The key to CEP is the real-time aspect of the processing combined with the ability to infer meaning from multiple information sources. The net result should be far better and more reactive decision making than most companies currently have available to them.
Let’s take a Telecoms example.
A railway engineering team is installing a new section of track signalling cable and inadvertently slices through a fibre optic transmission cable that is routed along the track and owned by a major telecoms provider.
The fibre optic cable provides voice transmission for households and businesses plus a considerable amount of trunk capacity for mobile network providers on both their own mobile network and other network providers.
In a split second of unplanned shovel work, potentially thousands of people are impacted and events start to happen in real time.
First, the telecoms network management centre spots the break in circuit and identifies the location as being between two junction points. Unfortunately, the break is serious and in a very difficult spot to work on; service will be impacted for several hours.
Fortunately the network has redundancy. Messaging can be re-routed, but via a slower circuit so there will be a service impact.
People start to notice their internet connections drop in performance. They start to tweet about the low speeds they’re witnessing.
Some people find they can’t get a mobile connection or their signal keeps dropping out mid-conversation.
Businesses find that their dedicated high-speed connections between regional stores are getting slower and slower as the capacity is shunted down failover circuits.
Call centres start to take on more calls than normal. Customers are also complaining on Twitter and Facebook.
When these types of incidents occur it is critical to monitor and react to the flood of complex events taking place. Why? Because as consumers we demand it. We crave better service and of course if we don’t get it, we simply churn over to another provider.
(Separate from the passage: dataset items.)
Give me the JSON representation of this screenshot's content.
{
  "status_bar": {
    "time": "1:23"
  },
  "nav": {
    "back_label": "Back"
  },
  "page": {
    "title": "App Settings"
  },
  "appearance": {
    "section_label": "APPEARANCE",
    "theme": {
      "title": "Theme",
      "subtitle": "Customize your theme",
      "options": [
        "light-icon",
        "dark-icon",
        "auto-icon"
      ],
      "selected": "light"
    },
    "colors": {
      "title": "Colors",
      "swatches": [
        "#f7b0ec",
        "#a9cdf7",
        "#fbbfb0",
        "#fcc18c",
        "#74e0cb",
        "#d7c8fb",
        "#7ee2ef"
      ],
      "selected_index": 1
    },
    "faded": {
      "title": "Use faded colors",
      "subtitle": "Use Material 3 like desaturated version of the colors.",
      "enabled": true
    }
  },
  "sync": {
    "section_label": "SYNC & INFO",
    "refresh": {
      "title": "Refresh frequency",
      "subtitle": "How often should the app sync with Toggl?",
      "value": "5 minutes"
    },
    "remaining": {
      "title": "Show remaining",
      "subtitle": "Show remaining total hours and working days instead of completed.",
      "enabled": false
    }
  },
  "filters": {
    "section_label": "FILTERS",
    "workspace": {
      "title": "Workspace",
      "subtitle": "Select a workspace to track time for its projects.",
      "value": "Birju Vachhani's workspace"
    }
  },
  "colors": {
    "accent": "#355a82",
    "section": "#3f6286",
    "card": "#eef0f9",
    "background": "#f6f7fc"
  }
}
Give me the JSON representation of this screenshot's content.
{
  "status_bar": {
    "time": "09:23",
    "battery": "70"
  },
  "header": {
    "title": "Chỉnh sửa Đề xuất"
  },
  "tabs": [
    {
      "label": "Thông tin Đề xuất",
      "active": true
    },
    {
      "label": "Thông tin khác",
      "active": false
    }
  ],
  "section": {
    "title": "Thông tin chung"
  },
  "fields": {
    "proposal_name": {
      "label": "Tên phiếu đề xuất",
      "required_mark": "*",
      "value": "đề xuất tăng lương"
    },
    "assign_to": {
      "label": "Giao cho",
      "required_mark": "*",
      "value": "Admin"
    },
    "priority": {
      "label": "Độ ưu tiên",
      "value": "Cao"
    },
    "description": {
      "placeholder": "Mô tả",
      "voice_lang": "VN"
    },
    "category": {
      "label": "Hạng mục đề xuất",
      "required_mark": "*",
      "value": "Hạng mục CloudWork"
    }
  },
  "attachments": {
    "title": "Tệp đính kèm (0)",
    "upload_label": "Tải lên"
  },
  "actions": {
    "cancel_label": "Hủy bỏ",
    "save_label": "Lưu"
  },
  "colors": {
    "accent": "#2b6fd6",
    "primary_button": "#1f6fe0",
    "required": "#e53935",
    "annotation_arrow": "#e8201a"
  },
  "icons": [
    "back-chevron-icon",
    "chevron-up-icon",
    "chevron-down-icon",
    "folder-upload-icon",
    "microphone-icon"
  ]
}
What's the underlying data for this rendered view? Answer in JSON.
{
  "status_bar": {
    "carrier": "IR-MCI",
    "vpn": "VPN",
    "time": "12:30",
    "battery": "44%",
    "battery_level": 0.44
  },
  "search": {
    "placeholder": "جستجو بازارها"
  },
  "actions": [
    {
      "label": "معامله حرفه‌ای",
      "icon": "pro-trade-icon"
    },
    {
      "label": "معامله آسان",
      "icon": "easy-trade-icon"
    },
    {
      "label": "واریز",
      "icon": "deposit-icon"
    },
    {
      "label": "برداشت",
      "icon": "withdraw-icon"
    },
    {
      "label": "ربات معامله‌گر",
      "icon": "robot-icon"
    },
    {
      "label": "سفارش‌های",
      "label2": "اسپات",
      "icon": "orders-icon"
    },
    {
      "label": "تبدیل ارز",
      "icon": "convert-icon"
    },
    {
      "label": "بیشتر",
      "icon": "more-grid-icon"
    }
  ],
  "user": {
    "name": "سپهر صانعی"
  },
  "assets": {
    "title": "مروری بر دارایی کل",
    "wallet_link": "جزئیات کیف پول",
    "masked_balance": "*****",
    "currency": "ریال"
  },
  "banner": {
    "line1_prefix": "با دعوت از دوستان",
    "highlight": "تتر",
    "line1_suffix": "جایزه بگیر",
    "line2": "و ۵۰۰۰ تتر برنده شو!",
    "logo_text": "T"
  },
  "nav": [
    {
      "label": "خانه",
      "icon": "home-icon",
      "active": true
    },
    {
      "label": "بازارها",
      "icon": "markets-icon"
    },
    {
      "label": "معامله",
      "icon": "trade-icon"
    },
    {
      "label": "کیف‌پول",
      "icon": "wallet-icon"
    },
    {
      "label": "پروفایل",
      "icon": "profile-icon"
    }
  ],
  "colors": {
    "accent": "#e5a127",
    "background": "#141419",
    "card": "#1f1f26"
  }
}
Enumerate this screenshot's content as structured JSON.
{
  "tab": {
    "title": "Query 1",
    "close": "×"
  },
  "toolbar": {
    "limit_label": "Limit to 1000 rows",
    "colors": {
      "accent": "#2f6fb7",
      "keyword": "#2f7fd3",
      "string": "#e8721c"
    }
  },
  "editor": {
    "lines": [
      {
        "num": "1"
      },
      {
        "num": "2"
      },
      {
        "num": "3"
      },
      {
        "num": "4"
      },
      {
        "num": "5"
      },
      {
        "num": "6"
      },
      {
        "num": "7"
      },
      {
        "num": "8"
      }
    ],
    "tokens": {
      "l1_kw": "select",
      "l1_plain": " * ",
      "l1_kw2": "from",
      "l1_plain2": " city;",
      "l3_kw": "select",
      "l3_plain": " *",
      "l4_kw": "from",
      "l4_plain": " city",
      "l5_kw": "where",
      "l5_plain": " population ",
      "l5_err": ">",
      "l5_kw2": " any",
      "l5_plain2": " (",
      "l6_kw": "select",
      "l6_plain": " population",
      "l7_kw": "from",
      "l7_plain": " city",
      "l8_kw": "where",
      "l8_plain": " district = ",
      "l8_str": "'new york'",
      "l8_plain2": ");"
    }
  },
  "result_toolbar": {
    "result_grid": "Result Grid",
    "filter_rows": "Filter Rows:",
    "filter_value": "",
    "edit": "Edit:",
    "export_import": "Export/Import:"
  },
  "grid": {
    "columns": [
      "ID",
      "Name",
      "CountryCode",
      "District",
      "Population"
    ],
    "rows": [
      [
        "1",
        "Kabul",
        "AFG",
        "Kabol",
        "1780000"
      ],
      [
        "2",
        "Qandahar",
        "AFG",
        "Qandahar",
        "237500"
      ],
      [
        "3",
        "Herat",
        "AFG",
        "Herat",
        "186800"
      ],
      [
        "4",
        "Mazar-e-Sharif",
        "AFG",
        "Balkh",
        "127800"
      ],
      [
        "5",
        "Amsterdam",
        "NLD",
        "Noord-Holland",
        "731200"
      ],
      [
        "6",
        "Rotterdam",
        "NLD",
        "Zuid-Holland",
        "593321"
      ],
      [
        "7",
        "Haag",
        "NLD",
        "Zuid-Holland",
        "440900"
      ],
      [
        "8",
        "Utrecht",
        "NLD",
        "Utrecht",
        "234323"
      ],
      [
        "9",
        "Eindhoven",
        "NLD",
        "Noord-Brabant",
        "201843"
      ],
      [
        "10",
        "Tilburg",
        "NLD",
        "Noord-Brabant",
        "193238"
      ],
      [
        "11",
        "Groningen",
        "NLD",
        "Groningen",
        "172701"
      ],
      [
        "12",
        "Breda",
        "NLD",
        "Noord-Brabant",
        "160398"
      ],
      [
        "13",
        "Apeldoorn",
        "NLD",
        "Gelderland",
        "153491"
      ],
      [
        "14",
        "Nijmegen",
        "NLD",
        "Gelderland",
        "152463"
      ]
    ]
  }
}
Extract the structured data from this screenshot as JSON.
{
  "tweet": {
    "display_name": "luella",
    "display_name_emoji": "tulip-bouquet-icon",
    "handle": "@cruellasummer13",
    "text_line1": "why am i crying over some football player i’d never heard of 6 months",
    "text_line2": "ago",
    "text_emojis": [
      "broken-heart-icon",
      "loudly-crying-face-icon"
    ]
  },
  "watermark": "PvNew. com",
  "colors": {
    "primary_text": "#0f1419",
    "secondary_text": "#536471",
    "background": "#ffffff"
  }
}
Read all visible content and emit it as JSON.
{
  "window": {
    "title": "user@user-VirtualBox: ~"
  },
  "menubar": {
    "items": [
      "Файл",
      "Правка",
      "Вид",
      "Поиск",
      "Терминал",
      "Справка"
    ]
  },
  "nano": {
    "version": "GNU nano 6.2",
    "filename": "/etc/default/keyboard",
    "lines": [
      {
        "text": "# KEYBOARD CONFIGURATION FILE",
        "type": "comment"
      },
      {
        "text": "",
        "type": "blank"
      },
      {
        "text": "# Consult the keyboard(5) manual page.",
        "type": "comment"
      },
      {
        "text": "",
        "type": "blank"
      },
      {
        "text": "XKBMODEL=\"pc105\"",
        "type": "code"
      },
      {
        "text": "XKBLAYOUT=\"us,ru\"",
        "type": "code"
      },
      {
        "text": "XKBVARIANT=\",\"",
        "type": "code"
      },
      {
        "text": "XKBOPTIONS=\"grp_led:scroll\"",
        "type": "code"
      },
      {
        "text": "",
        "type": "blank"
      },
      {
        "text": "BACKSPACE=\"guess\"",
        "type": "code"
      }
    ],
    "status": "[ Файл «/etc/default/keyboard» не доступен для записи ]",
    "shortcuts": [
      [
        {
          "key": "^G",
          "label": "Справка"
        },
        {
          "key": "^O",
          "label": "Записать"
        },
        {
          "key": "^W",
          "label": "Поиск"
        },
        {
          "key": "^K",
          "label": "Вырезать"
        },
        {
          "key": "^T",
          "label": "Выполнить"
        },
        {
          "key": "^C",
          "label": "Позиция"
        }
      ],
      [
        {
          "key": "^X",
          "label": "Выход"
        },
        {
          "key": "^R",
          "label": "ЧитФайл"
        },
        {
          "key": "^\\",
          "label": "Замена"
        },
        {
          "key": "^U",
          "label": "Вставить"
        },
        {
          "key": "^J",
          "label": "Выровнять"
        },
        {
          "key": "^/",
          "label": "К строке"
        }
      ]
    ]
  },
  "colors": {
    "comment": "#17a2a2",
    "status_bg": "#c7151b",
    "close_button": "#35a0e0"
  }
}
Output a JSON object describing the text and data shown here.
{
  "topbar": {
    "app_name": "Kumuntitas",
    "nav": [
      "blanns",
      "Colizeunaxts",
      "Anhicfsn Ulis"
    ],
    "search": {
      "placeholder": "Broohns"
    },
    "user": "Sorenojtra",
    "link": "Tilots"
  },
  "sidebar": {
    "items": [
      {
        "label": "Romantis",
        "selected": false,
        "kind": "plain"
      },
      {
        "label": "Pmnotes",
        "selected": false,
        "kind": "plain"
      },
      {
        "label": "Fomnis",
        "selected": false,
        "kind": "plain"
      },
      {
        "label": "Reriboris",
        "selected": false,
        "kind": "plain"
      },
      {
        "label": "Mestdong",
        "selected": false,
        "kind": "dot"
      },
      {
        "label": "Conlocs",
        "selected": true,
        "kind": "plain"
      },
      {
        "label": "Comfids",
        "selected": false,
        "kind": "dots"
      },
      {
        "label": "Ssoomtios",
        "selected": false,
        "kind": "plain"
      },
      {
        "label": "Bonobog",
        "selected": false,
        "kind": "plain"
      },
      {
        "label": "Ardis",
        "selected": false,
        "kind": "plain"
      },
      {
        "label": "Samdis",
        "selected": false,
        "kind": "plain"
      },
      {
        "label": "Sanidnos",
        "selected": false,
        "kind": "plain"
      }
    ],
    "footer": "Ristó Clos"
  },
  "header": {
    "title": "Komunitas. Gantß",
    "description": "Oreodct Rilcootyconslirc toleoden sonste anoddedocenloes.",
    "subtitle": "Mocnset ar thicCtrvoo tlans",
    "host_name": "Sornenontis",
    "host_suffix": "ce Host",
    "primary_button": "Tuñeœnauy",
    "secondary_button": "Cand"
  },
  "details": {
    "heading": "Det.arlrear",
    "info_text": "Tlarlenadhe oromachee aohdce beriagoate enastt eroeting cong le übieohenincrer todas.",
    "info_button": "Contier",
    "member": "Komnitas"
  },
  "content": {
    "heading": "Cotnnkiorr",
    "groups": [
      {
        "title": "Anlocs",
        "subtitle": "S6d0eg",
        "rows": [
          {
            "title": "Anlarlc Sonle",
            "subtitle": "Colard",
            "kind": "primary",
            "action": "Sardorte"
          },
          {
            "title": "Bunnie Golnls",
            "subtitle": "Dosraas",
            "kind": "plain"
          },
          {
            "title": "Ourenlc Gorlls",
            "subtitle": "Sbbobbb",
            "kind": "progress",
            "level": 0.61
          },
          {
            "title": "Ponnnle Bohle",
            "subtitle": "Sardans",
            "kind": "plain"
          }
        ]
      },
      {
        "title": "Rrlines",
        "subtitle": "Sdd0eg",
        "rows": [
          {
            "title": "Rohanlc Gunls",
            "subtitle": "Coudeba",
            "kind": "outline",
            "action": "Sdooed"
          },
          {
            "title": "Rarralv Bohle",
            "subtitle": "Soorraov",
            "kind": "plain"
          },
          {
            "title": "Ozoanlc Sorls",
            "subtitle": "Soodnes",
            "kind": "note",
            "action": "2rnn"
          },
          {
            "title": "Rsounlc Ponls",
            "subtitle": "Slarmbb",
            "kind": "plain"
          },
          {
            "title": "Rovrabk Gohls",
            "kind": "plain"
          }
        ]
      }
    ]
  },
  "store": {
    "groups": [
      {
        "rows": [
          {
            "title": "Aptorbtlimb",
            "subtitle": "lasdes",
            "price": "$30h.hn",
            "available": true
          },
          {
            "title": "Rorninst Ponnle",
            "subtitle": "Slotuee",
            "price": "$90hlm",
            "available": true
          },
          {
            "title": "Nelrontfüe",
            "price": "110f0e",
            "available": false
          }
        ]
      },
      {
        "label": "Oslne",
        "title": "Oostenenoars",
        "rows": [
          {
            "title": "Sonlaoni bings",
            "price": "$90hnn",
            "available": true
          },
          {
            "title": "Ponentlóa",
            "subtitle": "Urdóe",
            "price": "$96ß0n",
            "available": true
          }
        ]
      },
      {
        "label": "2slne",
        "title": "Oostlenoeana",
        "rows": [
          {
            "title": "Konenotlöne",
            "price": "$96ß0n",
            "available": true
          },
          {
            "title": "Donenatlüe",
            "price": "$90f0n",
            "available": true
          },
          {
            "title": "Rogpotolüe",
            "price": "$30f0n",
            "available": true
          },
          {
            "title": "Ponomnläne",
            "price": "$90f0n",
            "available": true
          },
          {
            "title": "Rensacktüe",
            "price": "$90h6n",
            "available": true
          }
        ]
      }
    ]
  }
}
Historically, we may look at complaints and account cancellations over a period of time to determine whether some actions need to be taken. We may get even more sophisticated and use a data warehouse to consolidate events over periods of time and merge it with other data to identify correlations and trends. Unfortunately, we don’t always have that luxury anymore; businesses need to increasingly “think” in real time and react accordingly.
In my Telecoms example above, CEP could help by scanning the social media airwaves for comments by disgruntled customers – but of course we need to also listen beyond our own customers because our service failure impacts other communications providers, too. Events streaming from our customer support systems, network management systems and partner systems can all be merged with CEP to help us respond to real-time events on the ground.
Customers need to know we’re listening so we could start to respond with Tweets and alerts about the situation, not just “group alerts” but to specific customers and partners.
To make this work we need accurate contact details. We need to know which customers have a particular service that will be impacted. Silos need to be aligned so that we can find which circuits are connected to the ruptured fibre optic cable. Which customers are related to those circuits? Which billing accounts relate to those customer accounts? What’s the best way to contact the customer related to that account?
We can quickly see that information can only be turned into action if it is well governed and of the highest quality.
CEP is clearly capable of delivering tangible gains for the data-driven enterprise but we can’t overlook the importance of having traditional data of great quality to add meaning and context to the real-time data being processed by CEP.
Only when we provide the best of both worlds do we create real innovation and competitive advantage.